Texto por Elena Ortega Fotografías por Asier Calderón y Elena Ortega

 Entre la espesa vegetación de las montañas madeirenses y los infinitos azules que abrazan su intrincada costa, es posible disfrutar de numerosas y variadas propuestas. La mayoría están protagonizadas por emocionantes ascensos y descensos entre bosques de laurisilva, pero tampoco faltan baños marinos con los que llevarse los mejores recuerdos de la isla en forma de experiencias.

El aeropuerto Cristiano Ronaldo recibe a los pasajeros sobre el agua, premiándolos con un aterrizaje cargado de adrenalina. Su construcción, en terreno ganado al mar, lo sitúa entre los más espectaculares del mundo. La impactante llegada a Madeira es solo una muestra de todo lo que este pedacito de la Macaronesia tiene que ofrecer.

A unos veinte minutos, Funchal será la primera parada y centro de operaciones para moverse por la isla. La capital de Madeira reúne la mayor parte de la acción isleña. Sus calles están custodiadas por casitas que combinan a la perfección fachadas de azulejos con detalles volcánicos. Recorrerlas es descubrir rincones decorados por el arte urbano, envolverse entre plantas de los cinco continentes y degustar productos locales como el vino, los dulces y la poncha, un popular destilado hecho a base de aguardiente de azúcar de caña, miel y zumo de limón. Para ahondar en este aspecto será fundamental visitar establecimientos con fuerte tradición como la Fábrica de Sto. Antonio, la bodega Old Blandy’s White House o Uau Cacau. Tampoco hay que olvidarse de palpar la esencia funchalense entre las flores, frutas exóticas y pescados del Mercado dos Lavradores.

Cerca del Fuerte de Sao Tiago, en el casco histórico, un teleférico brinda impresionantes panorámicas de la ciudad en su ascenso hasta el barrio do Monte.
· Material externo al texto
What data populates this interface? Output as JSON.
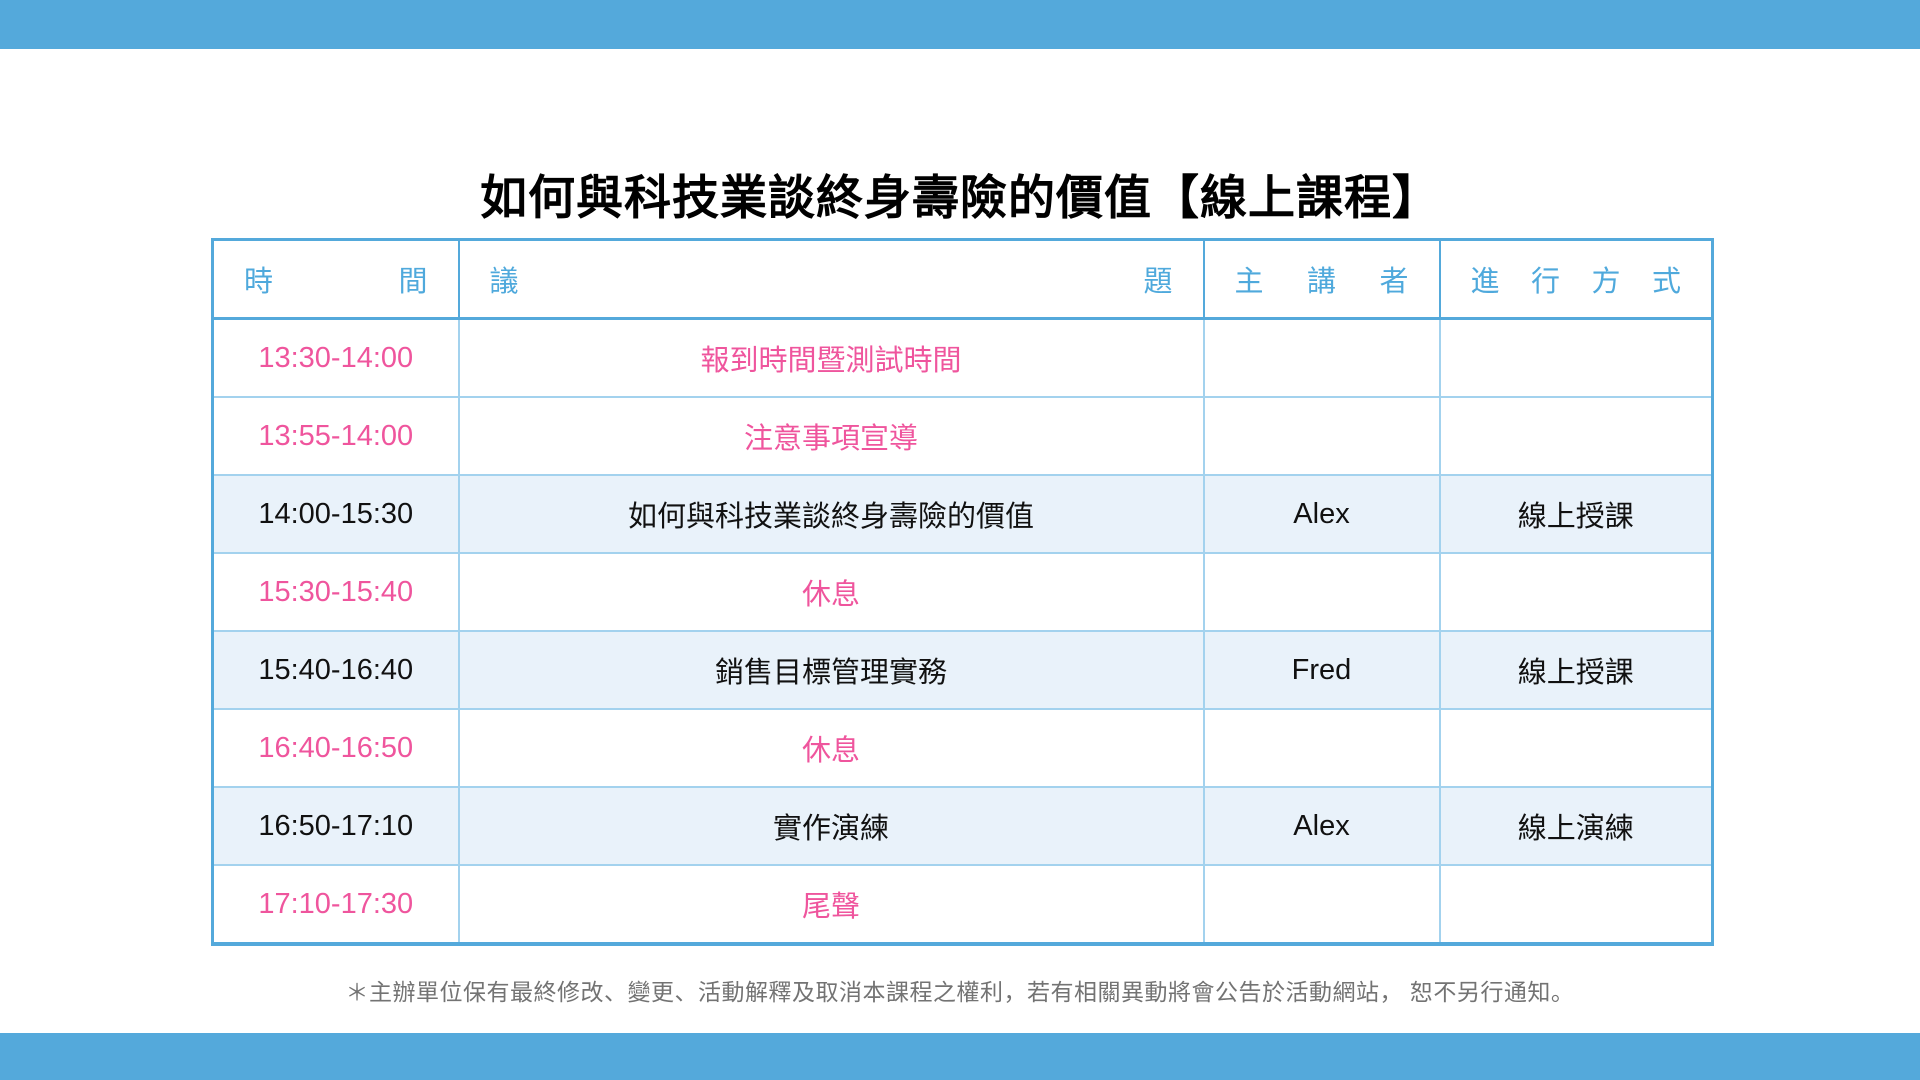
{
  "page": {
    "title": "如何與科技業談終身壽險的價值【線上課程】",
    "footnote": "＊主辦單位保有最終修改、變更、活動解釋及取消本課程之權利，若有相關異動將會公告於活動網站， 恕不另行通知。"
  },
  "colors": {
    "accent_blue": "#54A9DB",
    "header_text_blue": "#4FA9DC",
    "inner_line_blue": "#A3D2EE",
    "highlight_row_bg": "#E9F2FA",
    "pink": "#EF559D",
    "body_text": "#111111",
    "footnote_gray": "#737373"
  },
  "table": {
    "headers": [
      {
        "id": "time",
        "label": "時間"
      },
      {
        "id": "topic",
        "label": "議題"
      },
      {
        "id": "speaker",
        "label": "主講者"
      },
      {
        "id": "method",
        "label": "進行方式"
      }
    ],
    "rows": [
      {
        "time": "13:30-14:00",
        "topic": "報到時間暨測試時間",
        "speaker": "",
        "method": "",
        "style": "pink"
      },
      {
        "time": "13:55-14:00",
        "topic": "注意事項宣導",
        "speaker": "",
        "method": "",
        "style": "pink"
      },
      {
        "time": "14:00-15:30",
        "topic": "如何與科技業談終身壽險的價值",
        "speaker": "Alex",
        "method": "線上授課",
        "style": "highlight"
      },
      {
        "time": "15:30-15:40",
        "topic": "休息",
        "speaker": "",
        "method": "",
        "style": "pink"
      },
      {
        "time": "15:40-16:40",
        "topic": "銷售目標管理實務",
        "speaker": "Fred",
        "method": "線上授課",
        "style": "highlight"
      },
      {
        "time": "16:40-16:50",
        "topic": "休息",
        "speaker": "",
        "method": "",
        "style": "pink"
      },
      {
        "time": "16:50-17:10",
        "topic": "實作演練",
        "speaker": "Alex",
        "method": "線上演練",
        "style": "highlight"
      },
      {
        "time": "17:10-17:30",
        "topic": "尾聲",
        "speaker": "",
        "method": "",
        "style": "pink"
      }
    ]
  }
}
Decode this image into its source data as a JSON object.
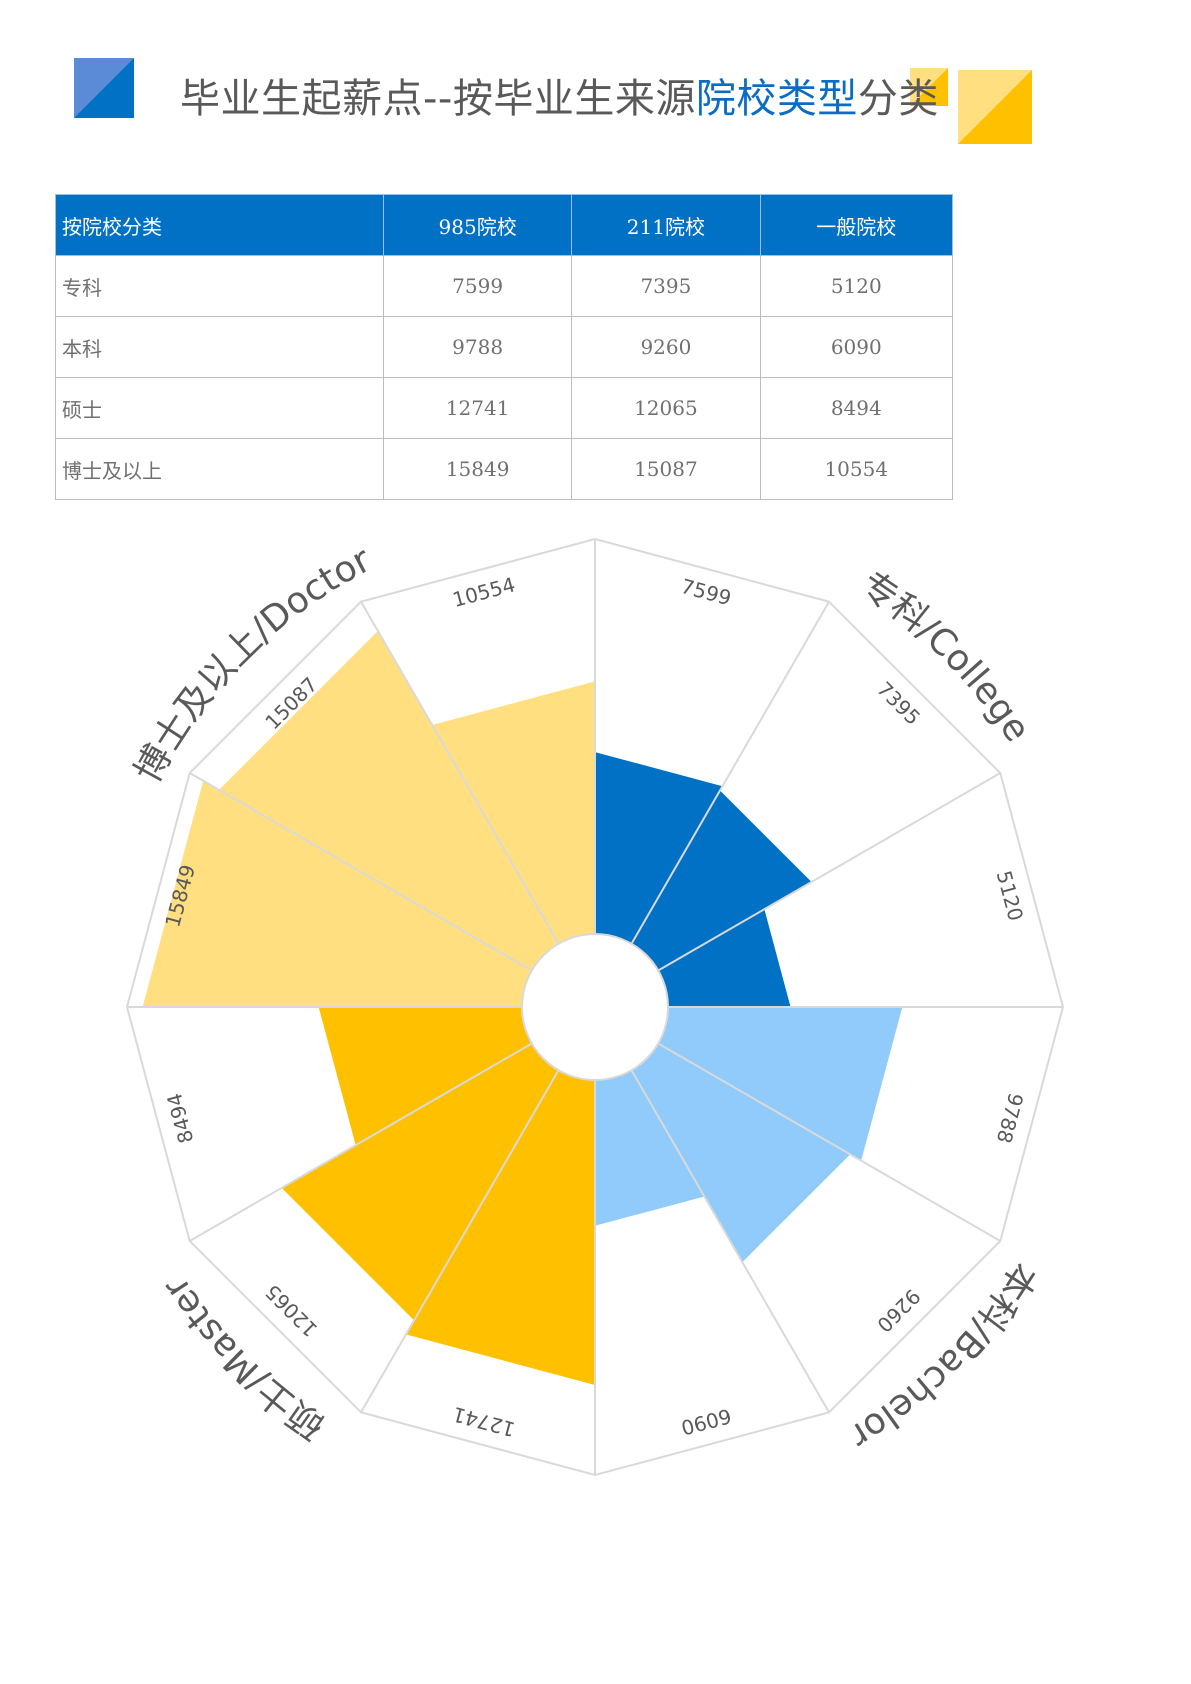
{
  "title": {
    "prefix": "毕业生起薪点--按毕业生来源",
    "highlight": "院校类型",
    "suffix": "分类"
  },
  "colors": {
    "accent_blue": "#0071c5",
    "light_blue": "#90cbfb",
    "yellow": "#ffc000",
    "light_yellow": "#ffdf80",
    "grid": "#d9d9d9",
    "text": "#595959"
  },
  "table": {
    "headers": [
      "按院校分类",
      "985院校",
      "211院校",
      "一般院校"
    ],
    "rows": [
      [
        "专科",
        "7599",
        "7395",
        "5120"
      ],
      [
        "本科",
        "9788",
        "9260",
        "6090"
      ],
      [
        "硕士",
        "12741",
        "12065",
        "8494"
      ],
      [
        "博士及以上",
        "15849",
        "15087",
        "10554"
      ]
    ]
  },
  "chart_data": {
    "type": "polar-bar",
    "series_labels": [
      "985院校",
      "211院校",
      "一般院校"
    ],
    "groups": [
      {
        "label": "专科/College",
        "values": [
          7599,
          7395,
          5120
        ],
        "color": "#0071c5"
      },
      {
        "label": "本科/Bachelor",
        "values": [
          9788,
          9260,
          6090
        ],
        "color": "#90cbfb"
      },
      {
        "label": "硕士/Master",
        "values": [
          12741,
          12065,
          8494
        ],
        "color": "#ffc000"
      },
      {
        "label": "博士及以上/Doctor",
        "values": [
          15849,
          15087,
          10554
        ],
        "color": "#ffdf80"
      }
    ],
    "rmax": 16500,
    "grid": true
  }
}
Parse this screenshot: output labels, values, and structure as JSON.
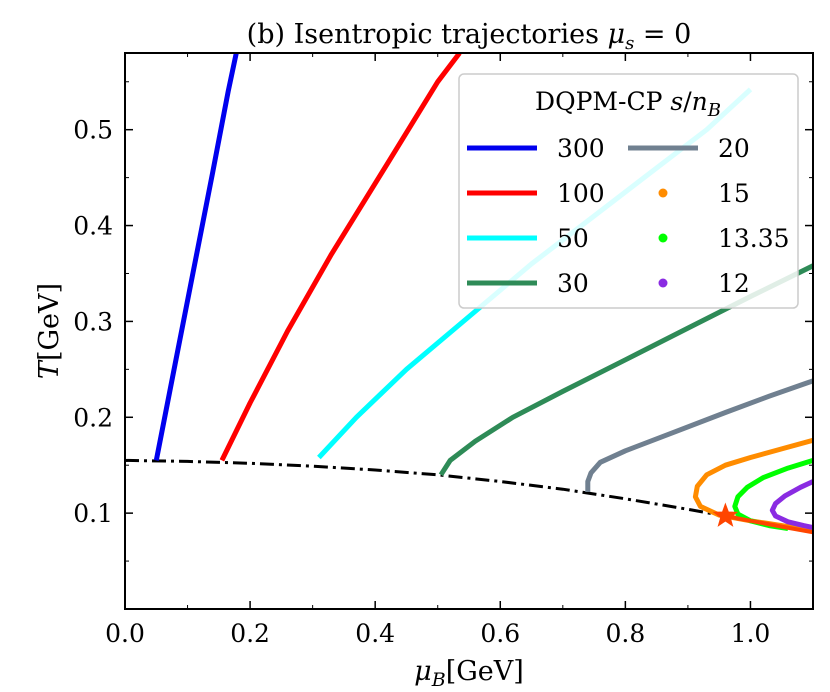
{
  "chart_data": {
    "type": "line",
    "title": "(b) Isentropic trajectories μ_s = 0",
    "title_parts": {
      "prefix": "(b) Isentropic trajectories ",
      "mu": "μ",
      "sub": "s",
      "eq": " = 0"
    },
    "xlabel": "μ_B[GeV]",
    "xlabel_parts": {
      "sym": "μ",
      "sub": "B",
      "unit": "[GeV]"
    },
    "ylabel": "T[GeV]",
    "ylabel_parts": {
      "sym": "T",
      "unit": "[GeV]"
    },
    "xlim": [
      0.0,
      1.1
    ],
    "ylim": [
      0.0,
      0.58
    ],
    "xticks": [
      "0.0",
      "0.2",
      "0.4",
      "0.6",
      "0.8",
      "1.0"
    ],
    "xtick_values": [
      0.0,
      0.2,
      0.4,
      0.6,
      0.8,
      1.0
    ],
    "yticks": [
      "0.1",
      "0.2",
      "0.3",
      "0.4",
      "0.5"
    ],
    "ytick_values": [
      0.1,
      0.2,
      0.3,
      0.4,
      0.5
    ],
    "grid": false,
    "legend": {
      "title": "DQPM-CP s/n_B",
      "title_parts": {
        "prefix": "DQPM-CP ",
        "s": "s",
        "slash": "/",
        "n": "n",
        "sub": "B"
      },
      "placement": "top-right",
      "entries": [
        {
          "label": "300",
          "color": "#0000ee",
          "marker": "line"
        },
        {
          "label": "100",
          "color": "#ff0000",
          "marker": "line"
        },
        {
          "label": "50",
          "color": "#00ffff",
          "marker": "line"
        },
        {
          "label": "30",
          "color": "#2e8b57",
          "marker": "line"
        },
        {
          "label": "20",
          "color": "#708090",
          "marker": "line"
        },
        {
          "label": "15",
          "color": "#ff8c00",
          "marker": "dot"
        },
        {
          "label": "13.35",
          "color": "#00ff00",
          "marker": "dot"
        },
        {
          "label": "12",
          "color": "#8a2be2",
          "marker": "dot"
        }
      ]
    },
    "series": [
      {
        "name": "300",
        "color": "#0000ee",
        "x": [
          0.05,
          0.08,
          0.11,
          0.14,
          0.165,
          0.178
        ],
        "y": [
          0.155,
          0.255,
          0.355,
          0.455,
          0.54,
          0.58
        ]
      },
      {
        "name": "100",
        "color": "#ff0000",
        "x": [
          0.155,
          0.2,
          0.26,
          0.33,
          0.42,
          0.5,
          0.535
        ],
        "y": [
          0.155,
          0.215,
          0.29,
          0.37,
          0.465,
          0.55,
          0.58
        ]
      },
      {
        "name": "50",
        "color": "#00ffff",
        "x": [
          0.31,
          0.37,
          0.45,
          0.55,
          0.65,
          0.75,
          0.85,
          0.93,
          1.0
        ],
        "y": [
          0.158,
          0.2,
          0.25,
          0.305,
          0.36,
          0.41,
          0.46,
          0.5,
          0.542
        ]
      },
      {
        "name": "30",
        "color": "#2e8b57",
        "x": [
          0.505,
          0.52,
          0.56,
          0.62,
          0.7,
          0.8,
          0.9,
          1.0,
          1.1
        ],
        "y": [
          0.14,
          0.155,
          0.175,
          0.2,
          0.227,
          0.26,
          0.293,
          0.326,
          0.358
        ]
      },
      {
        "name": "20",
        "color": "#708090",
        "x": [
          0.74,
          0.74,
          0.745,
          0.76,
          0.8,
          0.88,
          0.96,
          1.03,
          1.1
        ],
        "y": [
          0.122,
          0.133,
          0.142,
          0.153,
          0.165,
          0.185,
          0.205,
          0.222,
          0.238
        ]
      },
      {
        "name": "15",
        "color": "#ff8c00",
        "x": [
          1.1,
          1.05,
          1.0,
          0.96,
          0.93,
          0.915,
          0.912,
          0.92,
          0.95,
          1.0,
          1.05,
          1.1
        ],
        "y": [
          0.176,
          0.167,
          0.158,
          0.15,
          0.14,
          0.128,
          0.117,
          0.107,
          0.098,
          0.092,
          0.087,
          0.082
        ]
      },
      {
        "name": "13.35",
        "color": "#00ff00",
        "x": [
          1.1,
          1.06,
          1.02,
          0.995,
          0.98,
          0.975,
          0.98,
          1.0,
          1.03,
          1.06
        ],
        "y": [
          0.155,
          0.147,
          0.137,
          0.127,
          0.117,
          0.107,
          0.099,
          0.092,
          0.087,
          0.084
        ]
      },
      {
        "name": "12",
        "color": "#8a2be2",
        "x": [
          1.1,
          1.08,
          1.055,
          1.04,
          1.035,
          1.04,
          1.06,
          1.085,
          1.1
        ],
        "y": [
          0.133,
          0.127,
          0.118,
          0.11,
          0.103,
          0.097,
          0.091,
          0.087,
          0.085
        ]
      }
    ],
    "phase_boundary": {
      "color": "#000000",
      "style": "dash-dot",
      "x": [
        0.0,
        0.1,
        0.2,
        0.3,
        0.4,
        0.5,
        0.6,
        0.7,
        0.8,
        0.9,
        0.96
      ],
      "y": [
        0.155,
        0.154,
        0.152,
        0.149,
        0.145,
        0.14,
        0.133,
        0.125,
        0.115,
        0.104,
        0.097
      ]
    },
    "first_order_line": {
      "color": "#ff4500",
      "x": [
        0.96,
        1.0,
        1.05,
        1.1
      ],
      "y": [
        0.097,
        0.092,
        0.086,
        0.08
      ]
    },
    "critical_point": {
      "color": "#ff4500",
      "marker": "star",
      "x": 0.96,
      "y": 0.097
    }
  }
}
Después de subir, y tras dar un paseo por el Jardín Botánico, bajar a toda velocidad sobre un enorme cesto de mimbre será una opción de lo más divertida. El vertiginoso descenso lo realizan, desde hace casi doscientos años, los Carreiros de Monte, que empujan los cestos montaña abajo utilizando como freno las suelas de sus botas hechas con goma de neumático.

Los empinados caminos insulares se elevan hasta más de mil metros sobre el nivel del mar regalando vistas de infarto. La carretera que guía hasta el norte es la que concentra los verdes más densos. Allí, los pueblos de Porto Moriz y Seixal presumen de algunos de los mejores baños del archipiélago en sus piscinas naturales esculpidas por la lava hace miles de años. La localidad de Santana también merece una visita para fotografiar sus tradicionales casitas de colores blancos, rojos y azules con tejados triangulares hechos de paja.

Los paisajes se tornan algo desnudos al este, donde Ponta de São Lourenço actúa como estupendo mirador desde el que avistar la vecina Porto Santo en días despejados. Aunque a lo largo de la ruta no faltan miradores que seducen con perspectivas como la cascada Velo de la Novia bañándose en el Atlántico o las del suelo de cristal, a 580 metros de altura, en el Cabo Girão.

Otra de las actividades imprescindibles en Madeira es la de hacer senderismo por las levadas del corazón de la isla. Estos canales de agua, de más de 2400 kilómetros, empezaron a construirse en el siglo XVI al abrigo de los bosques de laurisilva.

Para terminar de enmudecer con las propuestas madeirenses hay que volver al mar para cabalgar olas a bordo de un zódiac en busca de cetáceos. Calderones tropicales, delfines moteados del Atlántico o delfines mulares son algunas de las especies con las que resulta fácil compartir paseo mientras las colinas de Funchal, atestadas de coloridas casas, dejan otra de sus maravillosas estampas. Desembarcar en la playa de guijarros Faja dos Padres dará la oportunidad de abrirse paso entre plataneras antes de tomar un funicular que, salvando un desnivel de trescientos metros, termina de confirmar que el océano y la montaña marcan el eterno horizonte de Madeira.